Companies can gain trust from eight in 10 Americans by communicating their climate change initiatives, but the lack of communications prevents many companies from getting credit for their efforts, according to research conducted by Research+Data Insights for Hill+Knowlton Strategies and the Environmental Defense Fund.
The research shows that Americans see climate change as one of the most pressing issues facing the country. However, only 35 percent of Americans believe companies are doing more today than 10 years ago to address climate change.
If companies were to provide greater visibility into their efforts to cut down on emissions and mitigate climate change, they have the opportunity to enjoy a dramatic increase in public trust, the research revealed.

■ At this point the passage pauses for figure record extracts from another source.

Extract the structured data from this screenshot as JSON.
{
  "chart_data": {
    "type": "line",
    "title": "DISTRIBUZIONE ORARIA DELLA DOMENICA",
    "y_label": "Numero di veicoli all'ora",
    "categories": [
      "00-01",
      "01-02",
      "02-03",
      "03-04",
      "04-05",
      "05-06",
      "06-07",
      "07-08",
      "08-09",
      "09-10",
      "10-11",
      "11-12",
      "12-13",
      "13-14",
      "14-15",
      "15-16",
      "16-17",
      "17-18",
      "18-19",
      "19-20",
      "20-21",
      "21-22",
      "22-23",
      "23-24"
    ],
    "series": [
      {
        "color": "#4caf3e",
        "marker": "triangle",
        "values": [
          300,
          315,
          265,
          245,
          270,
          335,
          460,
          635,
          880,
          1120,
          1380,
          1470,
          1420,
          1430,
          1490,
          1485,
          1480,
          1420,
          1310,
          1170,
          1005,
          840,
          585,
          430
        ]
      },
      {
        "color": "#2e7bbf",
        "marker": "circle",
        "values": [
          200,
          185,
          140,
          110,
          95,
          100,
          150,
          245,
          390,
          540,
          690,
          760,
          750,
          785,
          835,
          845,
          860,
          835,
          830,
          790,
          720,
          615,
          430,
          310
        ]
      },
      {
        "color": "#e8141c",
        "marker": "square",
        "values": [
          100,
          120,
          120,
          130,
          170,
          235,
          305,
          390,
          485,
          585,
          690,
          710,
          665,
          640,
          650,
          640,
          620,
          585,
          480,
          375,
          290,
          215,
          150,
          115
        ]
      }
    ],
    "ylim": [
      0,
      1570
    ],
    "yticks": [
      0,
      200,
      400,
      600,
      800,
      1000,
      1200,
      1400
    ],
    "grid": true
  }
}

Almost two-thirds (62 percent) of Americans want to learn more about private sector efforts to improve energy efficiency, and 82 percent of Americans report that increased transparency around climate change initiatives will increase the trust they have in a company.

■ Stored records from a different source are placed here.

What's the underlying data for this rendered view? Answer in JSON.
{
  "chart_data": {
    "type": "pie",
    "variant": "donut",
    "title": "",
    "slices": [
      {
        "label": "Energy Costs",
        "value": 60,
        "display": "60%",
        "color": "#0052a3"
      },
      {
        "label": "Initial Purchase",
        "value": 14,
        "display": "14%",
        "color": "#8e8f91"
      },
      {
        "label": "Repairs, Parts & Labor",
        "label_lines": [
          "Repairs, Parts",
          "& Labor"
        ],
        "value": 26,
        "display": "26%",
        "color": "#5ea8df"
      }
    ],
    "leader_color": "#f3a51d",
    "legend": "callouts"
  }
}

“The key takeaway is that if companies want to build trust and strengthen their license to operate with key public audiences, they must proactively communicate the steps they are taking to address climate change and tie those efforts to clear metrics,” says Robert Ludke, head of H+K Strategies’ corporate advisory practice.

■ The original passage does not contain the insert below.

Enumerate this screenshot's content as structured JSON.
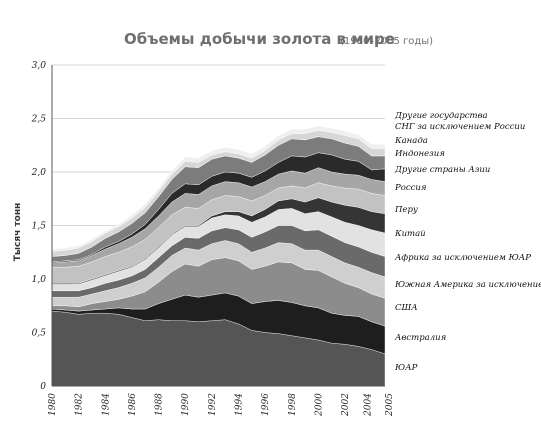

The study also revealed that 91 percent of Americans believe it is important for companies to implement greater corporate sustainability practices, while nearly two thirds (63 percent) expect companies to actively pursue and implement such policies.
“Today, most companies understand that sustainability is a critical consideration in any viable long-term business model,” says Tom Murray, vice president of Environmental Defense fund’s corporate partnerships program. “What this survey reveals is the extent to which many companies underestimate the value of accurate, transparent communications around sustainability efforts.”
Outside experts are seen by the public as the most trusted source of information to validate the climate change efforts by companies, with 51 percent of the respondents indicating that reports from third party organizations are the most credible means by which a company can convey its efforts to be more energy efficient.